Root Cause Determination

The fundamental vulnerability lies in the WETC ERC20 contract's flawed transfer function implementation for whitelisted users. This flaw creates a double-spending opportunity when interacting with whitelisted addresses. The attacker exploited this vulnerability to manipulate the reserves in the WETC/USDT trading pair for profit.

Lesson learned

This incident highlights several critical security lessons for DeFi projects and users:

• Keep it boring. Stick to simple transfer logic in your smart contracts; if you absolutely need to implement special features like whitelists or fee-exempt addresses, make them as straightforward as possible and subject them to rigorous testing under various scenarios. Complex transfer mechanisms often introduce unexpected vulnerabilities that attackers can exploit.
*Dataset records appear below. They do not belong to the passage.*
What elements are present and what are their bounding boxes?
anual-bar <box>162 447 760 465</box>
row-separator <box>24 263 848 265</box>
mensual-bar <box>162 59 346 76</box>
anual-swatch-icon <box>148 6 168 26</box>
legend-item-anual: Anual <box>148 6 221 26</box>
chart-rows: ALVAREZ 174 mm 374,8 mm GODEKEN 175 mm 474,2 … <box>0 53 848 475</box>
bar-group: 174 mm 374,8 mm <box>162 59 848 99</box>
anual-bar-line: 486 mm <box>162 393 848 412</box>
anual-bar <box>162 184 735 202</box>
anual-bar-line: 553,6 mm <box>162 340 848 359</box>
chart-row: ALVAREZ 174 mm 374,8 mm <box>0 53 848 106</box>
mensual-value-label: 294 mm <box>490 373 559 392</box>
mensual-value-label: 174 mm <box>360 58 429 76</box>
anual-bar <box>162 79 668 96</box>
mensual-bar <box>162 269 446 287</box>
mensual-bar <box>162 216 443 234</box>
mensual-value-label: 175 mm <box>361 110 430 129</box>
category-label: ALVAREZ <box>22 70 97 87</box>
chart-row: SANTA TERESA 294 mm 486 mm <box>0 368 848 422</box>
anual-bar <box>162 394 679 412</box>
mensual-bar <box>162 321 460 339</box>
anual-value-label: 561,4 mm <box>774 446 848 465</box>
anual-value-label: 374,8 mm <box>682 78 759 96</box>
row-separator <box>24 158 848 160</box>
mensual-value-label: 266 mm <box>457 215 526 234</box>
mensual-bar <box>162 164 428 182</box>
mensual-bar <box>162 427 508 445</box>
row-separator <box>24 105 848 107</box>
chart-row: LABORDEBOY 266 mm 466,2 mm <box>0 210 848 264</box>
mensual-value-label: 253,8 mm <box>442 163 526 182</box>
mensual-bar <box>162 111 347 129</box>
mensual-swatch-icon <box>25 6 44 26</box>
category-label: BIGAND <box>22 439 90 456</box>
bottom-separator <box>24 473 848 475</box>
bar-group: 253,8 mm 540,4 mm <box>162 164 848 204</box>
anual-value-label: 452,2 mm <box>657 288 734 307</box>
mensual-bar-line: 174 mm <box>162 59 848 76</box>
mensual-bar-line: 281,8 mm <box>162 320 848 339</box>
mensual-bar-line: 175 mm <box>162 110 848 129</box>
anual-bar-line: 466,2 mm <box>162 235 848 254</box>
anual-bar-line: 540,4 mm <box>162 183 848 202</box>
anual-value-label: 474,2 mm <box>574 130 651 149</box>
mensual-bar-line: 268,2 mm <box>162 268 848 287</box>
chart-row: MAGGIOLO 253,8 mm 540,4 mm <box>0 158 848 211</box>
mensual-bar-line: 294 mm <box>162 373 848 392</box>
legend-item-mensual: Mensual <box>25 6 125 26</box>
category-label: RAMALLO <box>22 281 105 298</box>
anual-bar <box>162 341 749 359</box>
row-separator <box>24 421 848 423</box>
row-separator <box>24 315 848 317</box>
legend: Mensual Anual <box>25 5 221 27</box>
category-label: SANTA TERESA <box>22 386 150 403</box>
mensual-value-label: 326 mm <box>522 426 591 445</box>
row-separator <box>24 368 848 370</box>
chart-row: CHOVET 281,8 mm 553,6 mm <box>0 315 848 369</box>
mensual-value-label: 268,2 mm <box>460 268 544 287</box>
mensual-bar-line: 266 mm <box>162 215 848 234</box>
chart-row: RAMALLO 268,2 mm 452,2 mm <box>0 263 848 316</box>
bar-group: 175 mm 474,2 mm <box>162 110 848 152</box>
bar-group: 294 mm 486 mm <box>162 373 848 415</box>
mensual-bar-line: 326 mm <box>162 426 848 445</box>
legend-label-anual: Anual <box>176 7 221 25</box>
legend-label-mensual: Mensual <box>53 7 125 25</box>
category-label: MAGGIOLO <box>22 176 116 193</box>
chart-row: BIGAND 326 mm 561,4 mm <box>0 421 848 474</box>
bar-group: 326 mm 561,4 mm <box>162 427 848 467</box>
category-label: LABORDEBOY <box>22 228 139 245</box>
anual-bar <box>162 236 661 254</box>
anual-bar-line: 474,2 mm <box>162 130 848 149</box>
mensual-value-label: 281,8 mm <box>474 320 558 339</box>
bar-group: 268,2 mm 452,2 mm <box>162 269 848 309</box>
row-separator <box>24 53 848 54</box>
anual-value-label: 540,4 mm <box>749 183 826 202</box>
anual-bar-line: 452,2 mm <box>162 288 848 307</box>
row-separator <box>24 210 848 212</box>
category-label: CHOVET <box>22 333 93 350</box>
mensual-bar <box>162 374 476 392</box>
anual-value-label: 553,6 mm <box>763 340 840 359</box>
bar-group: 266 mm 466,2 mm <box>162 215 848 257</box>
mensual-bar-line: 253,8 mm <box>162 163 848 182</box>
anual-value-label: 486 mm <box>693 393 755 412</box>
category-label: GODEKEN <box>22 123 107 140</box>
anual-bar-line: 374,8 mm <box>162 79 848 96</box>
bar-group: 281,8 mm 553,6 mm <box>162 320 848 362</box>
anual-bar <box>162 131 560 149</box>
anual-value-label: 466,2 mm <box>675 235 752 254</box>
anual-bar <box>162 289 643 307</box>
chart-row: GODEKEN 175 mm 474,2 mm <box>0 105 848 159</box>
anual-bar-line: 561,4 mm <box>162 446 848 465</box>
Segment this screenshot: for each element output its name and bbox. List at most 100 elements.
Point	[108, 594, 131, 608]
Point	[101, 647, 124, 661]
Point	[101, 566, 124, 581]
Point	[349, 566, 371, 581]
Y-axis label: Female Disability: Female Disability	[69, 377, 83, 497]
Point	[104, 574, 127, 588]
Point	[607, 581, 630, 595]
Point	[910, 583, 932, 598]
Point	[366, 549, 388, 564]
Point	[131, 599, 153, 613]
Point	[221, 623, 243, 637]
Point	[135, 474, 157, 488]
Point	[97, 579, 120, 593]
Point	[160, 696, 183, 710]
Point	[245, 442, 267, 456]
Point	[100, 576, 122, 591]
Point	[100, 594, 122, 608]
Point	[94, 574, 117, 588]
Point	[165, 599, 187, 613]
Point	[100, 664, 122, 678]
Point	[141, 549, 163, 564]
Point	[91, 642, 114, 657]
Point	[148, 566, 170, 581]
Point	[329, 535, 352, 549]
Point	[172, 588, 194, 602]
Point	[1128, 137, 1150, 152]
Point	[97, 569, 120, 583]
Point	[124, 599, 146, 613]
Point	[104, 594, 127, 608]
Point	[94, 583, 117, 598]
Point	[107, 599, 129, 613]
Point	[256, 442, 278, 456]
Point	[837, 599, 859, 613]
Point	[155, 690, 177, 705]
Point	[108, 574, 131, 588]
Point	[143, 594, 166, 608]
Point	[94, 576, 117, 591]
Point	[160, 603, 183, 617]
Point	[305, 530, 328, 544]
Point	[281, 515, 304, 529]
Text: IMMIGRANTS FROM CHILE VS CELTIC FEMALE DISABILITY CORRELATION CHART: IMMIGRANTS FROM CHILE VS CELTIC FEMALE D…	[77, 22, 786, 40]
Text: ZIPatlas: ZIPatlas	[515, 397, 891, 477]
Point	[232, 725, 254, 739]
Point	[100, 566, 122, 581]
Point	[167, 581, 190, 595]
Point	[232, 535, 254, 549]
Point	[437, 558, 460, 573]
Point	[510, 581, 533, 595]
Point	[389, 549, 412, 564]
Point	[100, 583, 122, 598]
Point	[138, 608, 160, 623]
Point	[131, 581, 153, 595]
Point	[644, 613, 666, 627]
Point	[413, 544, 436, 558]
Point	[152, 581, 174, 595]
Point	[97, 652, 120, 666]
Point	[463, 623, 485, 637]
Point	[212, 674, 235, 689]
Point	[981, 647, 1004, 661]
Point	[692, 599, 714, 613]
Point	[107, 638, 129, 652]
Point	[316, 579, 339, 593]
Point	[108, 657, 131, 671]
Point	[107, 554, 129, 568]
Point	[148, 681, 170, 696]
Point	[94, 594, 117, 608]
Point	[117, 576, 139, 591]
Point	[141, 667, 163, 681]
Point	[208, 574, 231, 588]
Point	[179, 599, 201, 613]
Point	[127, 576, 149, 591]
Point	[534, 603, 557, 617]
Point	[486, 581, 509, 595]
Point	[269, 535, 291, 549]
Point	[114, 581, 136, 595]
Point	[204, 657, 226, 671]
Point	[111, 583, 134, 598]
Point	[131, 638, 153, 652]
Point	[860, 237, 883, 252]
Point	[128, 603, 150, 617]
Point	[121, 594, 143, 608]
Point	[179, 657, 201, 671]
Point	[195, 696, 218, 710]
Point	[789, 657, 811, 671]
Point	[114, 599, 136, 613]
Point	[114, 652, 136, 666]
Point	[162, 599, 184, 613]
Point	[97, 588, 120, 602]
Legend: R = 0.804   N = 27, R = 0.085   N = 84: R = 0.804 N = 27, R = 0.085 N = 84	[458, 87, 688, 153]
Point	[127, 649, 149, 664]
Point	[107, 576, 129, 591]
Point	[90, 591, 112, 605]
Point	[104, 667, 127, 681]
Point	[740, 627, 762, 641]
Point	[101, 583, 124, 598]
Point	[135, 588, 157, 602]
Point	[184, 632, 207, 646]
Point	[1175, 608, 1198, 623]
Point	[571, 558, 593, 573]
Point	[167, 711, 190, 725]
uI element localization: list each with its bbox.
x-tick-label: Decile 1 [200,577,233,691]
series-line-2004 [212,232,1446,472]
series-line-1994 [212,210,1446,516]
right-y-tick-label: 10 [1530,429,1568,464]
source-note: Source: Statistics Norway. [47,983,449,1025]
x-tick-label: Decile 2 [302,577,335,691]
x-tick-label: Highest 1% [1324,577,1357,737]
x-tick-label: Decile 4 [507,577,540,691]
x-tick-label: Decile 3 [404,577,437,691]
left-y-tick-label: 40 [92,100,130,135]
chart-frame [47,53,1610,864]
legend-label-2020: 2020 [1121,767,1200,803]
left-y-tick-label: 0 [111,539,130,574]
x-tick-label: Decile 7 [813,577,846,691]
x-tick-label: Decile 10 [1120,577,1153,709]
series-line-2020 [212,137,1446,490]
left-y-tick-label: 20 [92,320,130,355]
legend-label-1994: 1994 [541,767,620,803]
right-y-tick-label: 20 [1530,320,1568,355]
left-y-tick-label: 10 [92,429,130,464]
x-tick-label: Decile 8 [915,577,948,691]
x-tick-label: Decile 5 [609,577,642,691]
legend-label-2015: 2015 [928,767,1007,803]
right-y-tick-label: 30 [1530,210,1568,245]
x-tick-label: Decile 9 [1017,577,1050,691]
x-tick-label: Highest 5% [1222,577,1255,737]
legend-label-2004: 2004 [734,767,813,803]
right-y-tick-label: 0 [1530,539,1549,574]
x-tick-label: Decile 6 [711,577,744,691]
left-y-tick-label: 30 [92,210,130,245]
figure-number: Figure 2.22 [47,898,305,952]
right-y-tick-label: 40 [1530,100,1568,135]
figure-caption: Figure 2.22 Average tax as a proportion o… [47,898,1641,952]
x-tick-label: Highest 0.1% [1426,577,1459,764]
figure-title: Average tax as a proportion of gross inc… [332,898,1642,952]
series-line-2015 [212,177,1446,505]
• No double moves. Design your contract architecture to ensure that a single state change cannot be executed twice unintentionally. Implement a centralized approach where only one function is responsible for updating balances, and incorporate robust safeguards to prevent repeated execution of critical operations.

• Test early, get a second look. Integrate comprehensive fuzzing and invariant testing into your continuous integration pipeline to automatically detect edge cases. Additionally, invest in at least one thorough external security audit from reputable firms before launching your project or implementing any significant updates. The cost of an audit is minimal compared to the potential losses from exploits.